At a press conference late on Tuesday, Mr Trump took a swipe at US firms for their overseas investments, and mentioned Ireland. “You have to bring it back to this country, you can’t do it in Ireland and all of these other places. You have to bring this work back to this country so that American workers can benefit,” he said. Mr Trump has long pledged a so-called America First policy.

Ireland is in the firing line because it attracts an outsized share of all the US investments in the EU. Mr Trump has also pledged to slash the US corporation tax rate to 15%, and wants to lure the €2.4 trillion that US companies hold offshore.

But the IDA said Ireland is a lynchpin for US companies in Europe. “Ireland plays a prominent role in US globalisation. US companies who come to Ireland come due to the ease of access to the European and global markets. They’ve been attracted and operating for 60 years, developing long and enduring commercial ties, and there’s no reason to believe they’ll stop now,” said executive director Mary Buckley.

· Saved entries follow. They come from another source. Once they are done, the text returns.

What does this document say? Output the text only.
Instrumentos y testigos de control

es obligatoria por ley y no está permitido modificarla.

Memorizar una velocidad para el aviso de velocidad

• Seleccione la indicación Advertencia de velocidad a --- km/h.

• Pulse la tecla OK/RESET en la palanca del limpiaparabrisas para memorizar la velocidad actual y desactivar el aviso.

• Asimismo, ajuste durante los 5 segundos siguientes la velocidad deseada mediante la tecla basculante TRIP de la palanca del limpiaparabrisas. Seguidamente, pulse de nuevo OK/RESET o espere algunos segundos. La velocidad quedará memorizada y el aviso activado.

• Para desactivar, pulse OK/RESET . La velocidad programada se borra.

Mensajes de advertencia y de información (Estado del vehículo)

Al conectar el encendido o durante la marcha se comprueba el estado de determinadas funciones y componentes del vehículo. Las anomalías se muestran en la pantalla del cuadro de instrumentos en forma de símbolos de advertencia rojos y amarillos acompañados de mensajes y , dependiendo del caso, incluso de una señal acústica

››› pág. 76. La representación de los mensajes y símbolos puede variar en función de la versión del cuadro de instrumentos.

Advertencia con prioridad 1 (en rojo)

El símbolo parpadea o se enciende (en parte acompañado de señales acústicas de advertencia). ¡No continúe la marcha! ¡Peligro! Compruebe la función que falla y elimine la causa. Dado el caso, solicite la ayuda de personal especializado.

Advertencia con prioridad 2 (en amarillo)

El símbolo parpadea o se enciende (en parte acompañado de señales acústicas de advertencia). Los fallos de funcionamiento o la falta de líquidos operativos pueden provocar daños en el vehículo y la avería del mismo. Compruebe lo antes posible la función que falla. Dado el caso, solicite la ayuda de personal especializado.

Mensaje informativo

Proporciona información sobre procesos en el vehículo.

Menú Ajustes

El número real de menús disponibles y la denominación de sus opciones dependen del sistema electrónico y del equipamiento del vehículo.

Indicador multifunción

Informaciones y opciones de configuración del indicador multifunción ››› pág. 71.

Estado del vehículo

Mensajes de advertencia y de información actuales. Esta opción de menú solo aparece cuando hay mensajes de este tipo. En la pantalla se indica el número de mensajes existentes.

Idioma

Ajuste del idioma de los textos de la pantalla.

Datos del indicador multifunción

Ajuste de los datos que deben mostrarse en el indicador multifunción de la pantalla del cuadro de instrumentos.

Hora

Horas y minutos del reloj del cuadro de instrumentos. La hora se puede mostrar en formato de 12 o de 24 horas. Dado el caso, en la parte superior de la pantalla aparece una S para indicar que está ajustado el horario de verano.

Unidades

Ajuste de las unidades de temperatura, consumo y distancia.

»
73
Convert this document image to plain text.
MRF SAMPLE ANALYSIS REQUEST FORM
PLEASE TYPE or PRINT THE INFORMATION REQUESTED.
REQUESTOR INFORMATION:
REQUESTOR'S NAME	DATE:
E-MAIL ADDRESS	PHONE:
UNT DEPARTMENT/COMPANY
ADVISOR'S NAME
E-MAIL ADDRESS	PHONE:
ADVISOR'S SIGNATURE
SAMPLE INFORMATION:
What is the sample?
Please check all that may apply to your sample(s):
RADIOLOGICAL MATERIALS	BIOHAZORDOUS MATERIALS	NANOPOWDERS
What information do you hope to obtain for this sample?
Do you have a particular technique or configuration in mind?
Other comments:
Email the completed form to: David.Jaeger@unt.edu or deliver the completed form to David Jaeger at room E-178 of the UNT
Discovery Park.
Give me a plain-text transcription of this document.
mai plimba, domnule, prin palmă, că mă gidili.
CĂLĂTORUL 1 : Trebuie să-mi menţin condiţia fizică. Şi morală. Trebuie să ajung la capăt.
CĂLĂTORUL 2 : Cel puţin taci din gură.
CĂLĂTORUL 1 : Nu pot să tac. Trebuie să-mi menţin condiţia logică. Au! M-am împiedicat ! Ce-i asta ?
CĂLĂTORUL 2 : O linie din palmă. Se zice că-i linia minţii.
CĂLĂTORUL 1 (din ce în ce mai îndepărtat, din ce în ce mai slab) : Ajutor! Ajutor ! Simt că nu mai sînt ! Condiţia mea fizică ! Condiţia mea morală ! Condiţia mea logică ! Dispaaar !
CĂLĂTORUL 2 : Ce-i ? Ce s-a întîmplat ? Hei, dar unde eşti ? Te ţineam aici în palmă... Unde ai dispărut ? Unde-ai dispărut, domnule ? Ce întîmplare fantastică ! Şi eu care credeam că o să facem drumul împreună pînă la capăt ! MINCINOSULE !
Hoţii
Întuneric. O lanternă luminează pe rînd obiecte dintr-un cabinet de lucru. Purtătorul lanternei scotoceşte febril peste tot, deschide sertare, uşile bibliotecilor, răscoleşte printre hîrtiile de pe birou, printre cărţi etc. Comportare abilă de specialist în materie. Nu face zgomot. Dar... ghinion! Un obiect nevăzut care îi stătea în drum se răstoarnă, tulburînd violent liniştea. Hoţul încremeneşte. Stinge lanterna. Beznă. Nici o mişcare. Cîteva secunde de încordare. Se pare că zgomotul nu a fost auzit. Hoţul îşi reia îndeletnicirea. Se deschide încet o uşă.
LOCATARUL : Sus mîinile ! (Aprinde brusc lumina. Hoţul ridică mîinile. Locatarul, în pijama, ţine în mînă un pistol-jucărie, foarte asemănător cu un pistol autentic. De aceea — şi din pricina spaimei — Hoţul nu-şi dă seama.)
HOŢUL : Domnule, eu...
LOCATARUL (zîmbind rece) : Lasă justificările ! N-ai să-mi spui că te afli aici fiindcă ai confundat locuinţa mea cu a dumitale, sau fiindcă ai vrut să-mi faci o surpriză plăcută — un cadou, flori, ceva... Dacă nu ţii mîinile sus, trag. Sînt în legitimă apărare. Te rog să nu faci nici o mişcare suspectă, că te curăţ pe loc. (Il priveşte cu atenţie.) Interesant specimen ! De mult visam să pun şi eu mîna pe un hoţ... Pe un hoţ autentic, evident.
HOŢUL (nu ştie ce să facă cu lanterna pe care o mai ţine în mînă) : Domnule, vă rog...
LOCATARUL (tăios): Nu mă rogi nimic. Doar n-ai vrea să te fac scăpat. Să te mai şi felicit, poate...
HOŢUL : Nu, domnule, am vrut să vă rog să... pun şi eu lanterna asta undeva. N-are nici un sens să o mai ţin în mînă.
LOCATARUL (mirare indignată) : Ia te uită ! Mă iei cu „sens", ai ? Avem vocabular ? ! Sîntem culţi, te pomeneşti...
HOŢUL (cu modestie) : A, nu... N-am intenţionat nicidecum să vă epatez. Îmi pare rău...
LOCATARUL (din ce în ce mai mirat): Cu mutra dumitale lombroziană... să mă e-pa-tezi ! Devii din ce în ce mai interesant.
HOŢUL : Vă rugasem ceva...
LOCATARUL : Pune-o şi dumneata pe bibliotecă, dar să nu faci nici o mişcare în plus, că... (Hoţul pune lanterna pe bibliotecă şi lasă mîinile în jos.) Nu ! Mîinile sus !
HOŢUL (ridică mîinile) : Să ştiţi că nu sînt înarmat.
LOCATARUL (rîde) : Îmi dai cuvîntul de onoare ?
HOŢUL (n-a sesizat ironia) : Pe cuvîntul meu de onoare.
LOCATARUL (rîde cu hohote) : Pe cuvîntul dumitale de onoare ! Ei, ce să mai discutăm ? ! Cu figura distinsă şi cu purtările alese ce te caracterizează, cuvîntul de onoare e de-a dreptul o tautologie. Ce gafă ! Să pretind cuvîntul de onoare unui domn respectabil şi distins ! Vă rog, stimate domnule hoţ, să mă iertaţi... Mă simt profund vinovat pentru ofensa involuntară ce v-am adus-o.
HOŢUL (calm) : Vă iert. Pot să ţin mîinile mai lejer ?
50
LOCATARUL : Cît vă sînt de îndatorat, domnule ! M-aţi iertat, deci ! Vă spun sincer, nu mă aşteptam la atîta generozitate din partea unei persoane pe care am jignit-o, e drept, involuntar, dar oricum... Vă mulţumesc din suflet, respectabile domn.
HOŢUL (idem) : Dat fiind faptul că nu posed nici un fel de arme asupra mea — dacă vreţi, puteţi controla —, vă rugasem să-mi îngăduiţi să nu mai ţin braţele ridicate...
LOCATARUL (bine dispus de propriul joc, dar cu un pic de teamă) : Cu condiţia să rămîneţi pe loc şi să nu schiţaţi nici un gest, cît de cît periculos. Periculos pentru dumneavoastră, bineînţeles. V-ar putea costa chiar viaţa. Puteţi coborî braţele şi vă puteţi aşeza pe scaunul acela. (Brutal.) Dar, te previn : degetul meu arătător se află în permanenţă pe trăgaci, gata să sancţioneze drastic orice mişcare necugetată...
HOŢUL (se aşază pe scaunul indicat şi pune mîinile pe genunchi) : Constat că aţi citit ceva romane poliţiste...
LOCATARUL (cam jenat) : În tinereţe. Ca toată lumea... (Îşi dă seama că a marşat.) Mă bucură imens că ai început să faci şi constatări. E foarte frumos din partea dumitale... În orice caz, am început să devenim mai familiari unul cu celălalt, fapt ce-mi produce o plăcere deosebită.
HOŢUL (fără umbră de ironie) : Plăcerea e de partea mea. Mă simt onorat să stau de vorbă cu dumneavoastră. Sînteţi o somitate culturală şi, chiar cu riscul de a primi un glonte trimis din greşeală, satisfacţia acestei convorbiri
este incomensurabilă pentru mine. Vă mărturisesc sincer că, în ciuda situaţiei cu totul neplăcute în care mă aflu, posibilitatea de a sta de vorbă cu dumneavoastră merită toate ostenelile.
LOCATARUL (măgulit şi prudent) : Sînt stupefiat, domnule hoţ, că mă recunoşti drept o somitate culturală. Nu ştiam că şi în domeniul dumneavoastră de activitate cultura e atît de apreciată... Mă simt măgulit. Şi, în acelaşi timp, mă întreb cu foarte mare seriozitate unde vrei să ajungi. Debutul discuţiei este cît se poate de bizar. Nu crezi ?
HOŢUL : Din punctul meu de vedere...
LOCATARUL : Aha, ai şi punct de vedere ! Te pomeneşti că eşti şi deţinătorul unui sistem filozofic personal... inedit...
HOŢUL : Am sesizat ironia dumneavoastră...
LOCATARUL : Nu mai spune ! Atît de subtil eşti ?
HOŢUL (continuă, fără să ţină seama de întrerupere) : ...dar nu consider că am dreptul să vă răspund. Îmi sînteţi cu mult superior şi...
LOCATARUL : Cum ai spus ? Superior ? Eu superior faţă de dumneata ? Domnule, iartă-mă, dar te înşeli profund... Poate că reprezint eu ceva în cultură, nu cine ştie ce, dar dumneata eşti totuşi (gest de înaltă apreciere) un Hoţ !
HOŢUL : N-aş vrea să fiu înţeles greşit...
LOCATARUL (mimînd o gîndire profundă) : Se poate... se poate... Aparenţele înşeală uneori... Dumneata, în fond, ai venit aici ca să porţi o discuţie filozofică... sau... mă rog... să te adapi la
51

She said US companies choose Ireland for a variety of reasons, not just for the country’s tax regime and other incentives such as research and development and ‘knowledge box’ tax credits.

Ibec said Ireland has little to fear from the president’s latest comments. And Seamus Coffey, chair of the Irish Fiscal Advisory Council, described Mr Trump’s comments as “loose talk”.

“I would not read a whole lot into it,” he said. Mr Coffey has written a report on Ireland’s tax regime for the Department of Finance.